One of the more memorable projects Gary recalls was for Les Wexner, the owner of The Limited clothing retail stores. The team performed the steel fabrication and erection for the businessman’s two-story barn. The unique structure now houses a vast classic car collection.
In a related theme, Gary says another landmark project has been a Germain Cadillac and Mercedes showroom, designed and built to turn heads.
The company’s projects have been recognized several times by industry associations; Concord has achieved several Craftsmanship awards from The Builders Exchange of Columbus (BX). Furthermore, Concord has been involved with the Ohio Structural Steel and Architectural Metal Association (OSA), as well as the American Institute of Steel Construction (AISC).

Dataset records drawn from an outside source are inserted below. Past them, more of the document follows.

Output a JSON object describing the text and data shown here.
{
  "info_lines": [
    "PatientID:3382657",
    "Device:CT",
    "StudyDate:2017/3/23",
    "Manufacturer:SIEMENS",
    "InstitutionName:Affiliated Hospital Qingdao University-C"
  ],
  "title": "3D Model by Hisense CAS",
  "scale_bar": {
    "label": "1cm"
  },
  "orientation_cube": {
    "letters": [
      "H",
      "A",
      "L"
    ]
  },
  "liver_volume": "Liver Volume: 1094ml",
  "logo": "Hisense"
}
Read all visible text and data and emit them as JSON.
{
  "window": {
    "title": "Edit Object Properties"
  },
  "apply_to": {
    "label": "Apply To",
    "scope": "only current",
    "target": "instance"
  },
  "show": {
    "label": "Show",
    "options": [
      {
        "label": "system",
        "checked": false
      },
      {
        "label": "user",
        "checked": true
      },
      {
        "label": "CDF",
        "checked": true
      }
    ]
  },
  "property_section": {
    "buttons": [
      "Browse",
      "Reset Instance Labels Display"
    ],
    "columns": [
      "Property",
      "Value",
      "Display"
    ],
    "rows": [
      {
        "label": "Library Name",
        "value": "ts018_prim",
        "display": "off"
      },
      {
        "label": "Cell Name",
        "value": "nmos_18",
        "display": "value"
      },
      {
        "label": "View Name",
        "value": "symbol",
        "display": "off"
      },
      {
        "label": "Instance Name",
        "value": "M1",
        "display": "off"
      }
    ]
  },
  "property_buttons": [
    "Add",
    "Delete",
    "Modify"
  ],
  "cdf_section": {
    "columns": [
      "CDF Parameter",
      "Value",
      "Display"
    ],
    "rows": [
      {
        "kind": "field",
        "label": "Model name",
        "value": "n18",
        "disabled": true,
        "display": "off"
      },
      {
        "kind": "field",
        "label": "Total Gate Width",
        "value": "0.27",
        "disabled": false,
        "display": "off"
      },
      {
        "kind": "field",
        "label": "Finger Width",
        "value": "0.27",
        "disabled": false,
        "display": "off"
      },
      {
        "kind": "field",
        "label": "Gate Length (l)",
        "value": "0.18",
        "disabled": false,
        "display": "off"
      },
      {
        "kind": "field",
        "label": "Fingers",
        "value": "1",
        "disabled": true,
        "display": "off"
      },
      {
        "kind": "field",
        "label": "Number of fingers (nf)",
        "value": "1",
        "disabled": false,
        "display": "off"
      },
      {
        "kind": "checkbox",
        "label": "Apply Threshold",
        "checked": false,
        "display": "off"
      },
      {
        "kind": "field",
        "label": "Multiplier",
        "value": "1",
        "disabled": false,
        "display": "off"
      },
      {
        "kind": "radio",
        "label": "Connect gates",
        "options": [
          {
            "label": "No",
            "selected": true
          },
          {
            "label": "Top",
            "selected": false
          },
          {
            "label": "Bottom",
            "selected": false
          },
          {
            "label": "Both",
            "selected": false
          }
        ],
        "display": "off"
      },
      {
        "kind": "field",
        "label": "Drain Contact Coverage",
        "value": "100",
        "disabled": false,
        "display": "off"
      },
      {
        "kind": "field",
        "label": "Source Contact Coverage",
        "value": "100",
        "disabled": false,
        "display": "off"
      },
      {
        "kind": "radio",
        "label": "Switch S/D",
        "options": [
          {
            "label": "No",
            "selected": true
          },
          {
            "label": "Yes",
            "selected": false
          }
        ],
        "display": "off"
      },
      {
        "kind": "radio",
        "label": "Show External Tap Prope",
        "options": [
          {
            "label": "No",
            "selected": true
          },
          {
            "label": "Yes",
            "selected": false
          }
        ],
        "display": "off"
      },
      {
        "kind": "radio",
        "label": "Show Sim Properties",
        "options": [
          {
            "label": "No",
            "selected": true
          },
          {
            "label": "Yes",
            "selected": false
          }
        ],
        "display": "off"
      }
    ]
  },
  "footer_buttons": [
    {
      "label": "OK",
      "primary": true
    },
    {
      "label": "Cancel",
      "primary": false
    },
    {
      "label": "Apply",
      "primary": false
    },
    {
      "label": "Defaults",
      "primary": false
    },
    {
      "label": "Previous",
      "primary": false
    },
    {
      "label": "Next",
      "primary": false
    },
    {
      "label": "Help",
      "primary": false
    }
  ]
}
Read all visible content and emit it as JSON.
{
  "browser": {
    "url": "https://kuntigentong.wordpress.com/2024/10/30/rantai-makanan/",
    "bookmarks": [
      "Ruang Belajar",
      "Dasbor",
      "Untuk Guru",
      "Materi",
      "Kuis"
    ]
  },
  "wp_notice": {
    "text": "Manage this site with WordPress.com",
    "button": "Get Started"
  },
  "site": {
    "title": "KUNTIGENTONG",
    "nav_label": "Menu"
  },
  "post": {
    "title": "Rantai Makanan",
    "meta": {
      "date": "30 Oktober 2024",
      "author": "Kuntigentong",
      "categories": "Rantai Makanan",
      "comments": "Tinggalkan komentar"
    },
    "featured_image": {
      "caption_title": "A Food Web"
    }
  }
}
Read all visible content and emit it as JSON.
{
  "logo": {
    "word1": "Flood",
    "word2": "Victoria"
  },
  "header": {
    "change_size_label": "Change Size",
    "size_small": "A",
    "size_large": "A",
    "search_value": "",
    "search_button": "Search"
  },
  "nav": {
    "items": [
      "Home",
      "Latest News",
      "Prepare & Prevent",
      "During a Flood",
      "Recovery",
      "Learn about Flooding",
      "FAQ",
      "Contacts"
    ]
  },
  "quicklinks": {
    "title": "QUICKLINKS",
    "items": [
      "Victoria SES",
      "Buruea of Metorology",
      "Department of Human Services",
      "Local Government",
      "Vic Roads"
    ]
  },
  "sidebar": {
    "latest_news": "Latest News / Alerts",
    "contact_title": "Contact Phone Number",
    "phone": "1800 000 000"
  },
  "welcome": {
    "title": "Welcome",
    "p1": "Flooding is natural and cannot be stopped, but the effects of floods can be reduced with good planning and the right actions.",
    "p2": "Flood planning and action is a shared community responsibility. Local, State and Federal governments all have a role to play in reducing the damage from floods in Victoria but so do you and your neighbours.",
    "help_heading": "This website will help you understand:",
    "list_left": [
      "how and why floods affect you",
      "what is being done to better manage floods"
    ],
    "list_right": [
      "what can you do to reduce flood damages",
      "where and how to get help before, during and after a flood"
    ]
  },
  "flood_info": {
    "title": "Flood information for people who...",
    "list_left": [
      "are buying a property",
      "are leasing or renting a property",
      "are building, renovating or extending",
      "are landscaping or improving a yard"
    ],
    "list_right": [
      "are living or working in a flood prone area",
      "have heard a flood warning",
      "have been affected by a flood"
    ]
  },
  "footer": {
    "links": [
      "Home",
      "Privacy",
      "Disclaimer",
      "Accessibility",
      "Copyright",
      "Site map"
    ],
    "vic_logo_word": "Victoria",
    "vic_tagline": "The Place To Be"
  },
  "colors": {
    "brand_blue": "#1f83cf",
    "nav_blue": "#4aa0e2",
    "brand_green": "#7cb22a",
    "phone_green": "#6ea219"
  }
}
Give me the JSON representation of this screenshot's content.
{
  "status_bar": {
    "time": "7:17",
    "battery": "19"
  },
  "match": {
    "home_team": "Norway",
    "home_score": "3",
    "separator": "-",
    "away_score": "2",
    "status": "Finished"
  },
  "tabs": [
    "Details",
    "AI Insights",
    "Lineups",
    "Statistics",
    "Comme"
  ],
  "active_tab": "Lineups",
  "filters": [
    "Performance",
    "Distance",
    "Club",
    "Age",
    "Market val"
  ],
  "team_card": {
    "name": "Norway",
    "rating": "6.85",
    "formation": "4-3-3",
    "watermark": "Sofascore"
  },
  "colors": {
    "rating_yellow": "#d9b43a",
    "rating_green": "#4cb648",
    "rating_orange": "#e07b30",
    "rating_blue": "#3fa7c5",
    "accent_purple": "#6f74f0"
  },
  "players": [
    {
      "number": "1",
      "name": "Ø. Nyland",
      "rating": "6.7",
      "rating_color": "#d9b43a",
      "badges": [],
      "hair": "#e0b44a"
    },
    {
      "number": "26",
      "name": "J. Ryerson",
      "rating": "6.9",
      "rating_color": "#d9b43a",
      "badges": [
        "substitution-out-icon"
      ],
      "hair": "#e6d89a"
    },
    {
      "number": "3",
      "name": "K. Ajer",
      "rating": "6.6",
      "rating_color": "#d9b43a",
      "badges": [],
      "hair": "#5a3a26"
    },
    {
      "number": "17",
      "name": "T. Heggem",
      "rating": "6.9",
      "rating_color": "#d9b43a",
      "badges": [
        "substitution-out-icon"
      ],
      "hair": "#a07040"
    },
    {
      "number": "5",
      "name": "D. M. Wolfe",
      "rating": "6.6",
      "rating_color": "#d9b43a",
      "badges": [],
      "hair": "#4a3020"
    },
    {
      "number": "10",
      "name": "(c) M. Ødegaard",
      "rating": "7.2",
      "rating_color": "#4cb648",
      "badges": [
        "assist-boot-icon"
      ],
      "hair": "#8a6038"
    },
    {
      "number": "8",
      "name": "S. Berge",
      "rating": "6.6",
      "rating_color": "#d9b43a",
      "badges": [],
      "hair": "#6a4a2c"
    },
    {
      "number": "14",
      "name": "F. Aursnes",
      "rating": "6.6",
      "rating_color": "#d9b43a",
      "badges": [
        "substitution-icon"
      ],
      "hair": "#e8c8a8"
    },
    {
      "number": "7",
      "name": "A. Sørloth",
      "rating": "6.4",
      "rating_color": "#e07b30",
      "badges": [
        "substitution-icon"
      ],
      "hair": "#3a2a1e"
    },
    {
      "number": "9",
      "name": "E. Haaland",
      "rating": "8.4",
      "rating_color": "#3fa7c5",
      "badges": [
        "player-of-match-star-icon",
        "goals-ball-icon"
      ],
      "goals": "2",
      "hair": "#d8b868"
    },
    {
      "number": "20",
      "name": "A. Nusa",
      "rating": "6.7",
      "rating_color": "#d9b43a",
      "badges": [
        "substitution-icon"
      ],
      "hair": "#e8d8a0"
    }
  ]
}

“I’m a past president of the Ohio Steel Fabricators and American Subcontractors Association of Ohio,” Gary adds. “In these associations we work together with our competitors for the benefit of the industry.”
Concord places great value on promoting the industry as a whole, and Gary takes great pride in the company’s employees and reputation alike. Concord’s clients have come to expect a high level of quality and service from the team, which Gary and his employees strive to uphold and surpass.
“In the coming years, I would like to see us maintaining and expanding,” Gary says of the company’s future. Furthermore, Gary and Chuck are looking to step back from the operation a bit in the coming years and hope to see Michael take on the leadership role. As the company moves into the next generation of family ownership, Concord Fabricators Inc. will continue a tradition of reliability in business and practice.